Heard the one about the pope? Sadly, yes
By PATRICK MCKEARNEY - GUARDIAN
Added: Wed, 22 Jun 2011 05:42:18 UTC
(Patrick McKearney is studying for an MPhil in theology and religious studies at Cambridge University. A scholar of the Cambridge Interfaith Programme and Queens' College, he is researching the implications of the contemporary ridicule of religion.)
Stand-up comedy has the ability to cast anything, from traffic jams to politics, in an entirely new light. It is like a new pair of glasses that helps us see the world in a novel way. The best of it challenges our suppositions and deconstructs our prejudices. The most impressive comedians use their powerful voices to change how we look at our society and ourselves.

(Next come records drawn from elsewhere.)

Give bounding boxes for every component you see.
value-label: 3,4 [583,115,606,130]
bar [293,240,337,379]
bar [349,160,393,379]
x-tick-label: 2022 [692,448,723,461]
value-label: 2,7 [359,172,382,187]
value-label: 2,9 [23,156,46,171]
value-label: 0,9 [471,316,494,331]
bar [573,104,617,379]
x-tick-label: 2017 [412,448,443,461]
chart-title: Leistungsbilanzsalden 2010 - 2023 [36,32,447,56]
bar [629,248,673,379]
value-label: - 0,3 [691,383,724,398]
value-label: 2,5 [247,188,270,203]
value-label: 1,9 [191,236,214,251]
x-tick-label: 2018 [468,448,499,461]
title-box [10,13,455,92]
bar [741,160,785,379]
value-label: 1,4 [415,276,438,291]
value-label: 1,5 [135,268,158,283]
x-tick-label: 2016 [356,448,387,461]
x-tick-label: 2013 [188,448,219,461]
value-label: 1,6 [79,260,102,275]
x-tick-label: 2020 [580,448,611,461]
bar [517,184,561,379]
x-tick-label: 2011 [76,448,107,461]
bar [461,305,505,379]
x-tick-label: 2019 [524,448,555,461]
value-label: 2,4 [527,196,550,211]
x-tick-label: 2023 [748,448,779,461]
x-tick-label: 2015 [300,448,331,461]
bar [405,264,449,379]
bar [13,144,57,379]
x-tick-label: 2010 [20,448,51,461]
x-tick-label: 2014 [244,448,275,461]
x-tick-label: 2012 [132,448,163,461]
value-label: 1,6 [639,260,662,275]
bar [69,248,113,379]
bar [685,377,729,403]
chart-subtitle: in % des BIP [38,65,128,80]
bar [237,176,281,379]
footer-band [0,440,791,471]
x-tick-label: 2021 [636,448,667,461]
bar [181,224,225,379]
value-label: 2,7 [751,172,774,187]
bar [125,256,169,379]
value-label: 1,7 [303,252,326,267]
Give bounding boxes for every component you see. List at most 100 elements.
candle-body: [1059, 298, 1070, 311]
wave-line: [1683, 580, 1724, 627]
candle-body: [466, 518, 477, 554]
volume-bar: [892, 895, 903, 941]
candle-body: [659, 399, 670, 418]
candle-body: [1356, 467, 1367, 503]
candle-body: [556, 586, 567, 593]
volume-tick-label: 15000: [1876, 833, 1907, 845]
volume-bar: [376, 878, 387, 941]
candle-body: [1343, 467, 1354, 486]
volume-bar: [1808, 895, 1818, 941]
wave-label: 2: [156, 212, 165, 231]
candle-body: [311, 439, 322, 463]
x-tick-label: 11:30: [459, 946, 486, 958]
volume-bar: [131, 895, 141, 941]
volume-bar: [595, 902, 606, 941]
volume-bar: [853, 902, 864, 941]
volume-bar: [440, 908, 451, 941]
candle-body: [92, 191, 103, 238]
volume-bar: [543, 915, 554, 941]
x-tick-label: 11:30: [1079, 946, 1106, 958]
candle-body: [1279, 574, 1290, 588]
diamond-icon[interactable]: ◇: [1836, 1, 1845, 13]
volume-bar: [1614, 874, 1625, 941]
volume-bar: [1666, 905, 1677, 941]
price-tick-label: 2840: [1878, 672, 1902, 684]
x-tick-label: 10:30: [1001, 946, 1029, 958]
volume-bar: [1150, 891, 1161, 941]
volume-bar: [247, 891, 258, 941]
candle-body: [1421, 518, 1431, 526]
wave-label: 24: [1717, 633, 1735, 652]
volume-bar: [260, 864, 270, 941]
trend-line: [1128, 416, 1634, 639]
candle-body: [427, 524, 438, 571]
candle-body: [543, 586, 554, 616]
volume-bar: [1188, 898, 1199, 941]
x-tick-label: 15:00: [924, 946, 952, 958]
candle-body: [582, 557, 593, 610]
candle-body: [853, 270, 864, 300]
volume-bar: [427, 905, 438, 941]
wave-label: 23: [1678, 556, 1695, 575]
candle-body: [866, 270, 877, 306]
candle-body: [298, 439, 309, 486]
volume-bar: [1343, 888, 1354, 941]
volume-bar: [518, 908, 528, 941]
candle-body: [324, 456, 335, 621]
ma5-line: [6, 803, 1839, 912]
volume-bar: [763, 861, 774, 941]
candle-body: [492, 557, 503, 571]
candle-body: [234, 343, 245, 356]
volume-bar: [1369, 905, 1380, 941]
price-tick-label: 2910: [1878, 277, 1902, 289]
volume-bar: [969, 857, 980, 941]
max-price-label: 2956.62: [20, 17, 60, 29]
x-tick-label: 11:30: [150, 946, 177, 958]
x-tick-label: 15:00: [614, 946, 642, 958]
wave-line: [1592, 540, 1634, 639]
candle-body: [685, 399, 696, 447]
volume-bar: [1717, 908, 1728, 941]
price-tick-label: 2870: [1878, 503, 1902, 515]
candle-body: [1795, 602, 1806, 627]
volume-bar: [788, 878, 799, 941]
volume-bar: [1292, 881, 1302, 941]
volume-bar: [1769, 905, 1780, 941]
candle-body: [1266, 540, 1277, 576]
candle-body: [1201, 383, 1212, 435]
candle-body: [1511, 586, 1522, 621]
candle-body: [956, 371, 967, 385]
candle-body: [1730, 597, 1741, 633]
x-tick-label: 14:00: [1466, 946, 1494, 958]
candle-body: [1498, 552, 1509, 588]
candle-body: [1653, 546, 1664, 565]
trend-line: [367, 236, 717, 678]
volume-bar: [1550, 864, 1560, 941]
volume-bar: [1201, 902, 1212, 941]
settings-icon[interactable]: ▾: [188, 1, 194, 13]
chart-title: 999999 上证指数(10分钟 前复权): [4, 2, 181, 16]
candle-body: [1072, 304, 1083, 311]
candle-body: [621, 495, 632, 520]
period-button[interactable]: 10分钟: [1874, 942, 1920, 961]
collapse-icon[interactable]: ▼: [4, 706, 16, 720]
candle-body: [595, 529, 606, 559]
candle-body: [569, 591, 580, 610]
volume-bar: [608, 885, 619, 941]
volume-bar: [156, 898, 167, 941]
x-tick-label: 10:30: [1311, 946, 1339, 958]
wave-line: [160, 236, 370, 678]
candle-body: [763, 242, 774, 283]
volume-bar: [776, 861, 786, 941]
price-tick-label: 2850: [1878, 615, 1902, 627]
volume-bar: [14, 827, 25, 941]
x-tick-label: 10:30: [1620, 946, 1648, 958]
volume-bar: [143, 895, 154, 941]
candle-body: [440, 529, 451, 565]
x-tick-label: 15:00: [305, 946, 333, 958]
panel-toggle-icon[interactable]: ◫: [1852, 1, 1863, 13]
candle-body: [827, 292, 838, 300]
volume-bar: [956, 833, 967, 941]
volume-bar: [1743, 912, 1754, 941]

But when it comes to religion, contemporary stand-ups are not giving us this new perspective. They endlessly ridicule tired stereotypes of religion, but fail to turn their critical attention to secularism, atheism or liberalism. And that is problematic. Because when comedians mock the faults of a standardised "other" they leave their own assumptions, ignorance and flaws untouched. They just reinforce our world view, rather than critically engaging with it. They are not giving us a fresh pair of glasses, but returning some old and dusty spectacles that we have had for years.
This lack of self-reflection must be the only way to explain their tedious repetition of generic, flat-pack criticisms. I might have doubled Richard Dawkins's profits by now if I had bought a copy of The God Delusion every time I had heard that Christian holidays were actually pagan hangovers, that the idea of a loving god is incompatible with the existence of evil and suffering, or that dinosaurs disprove intelligent design.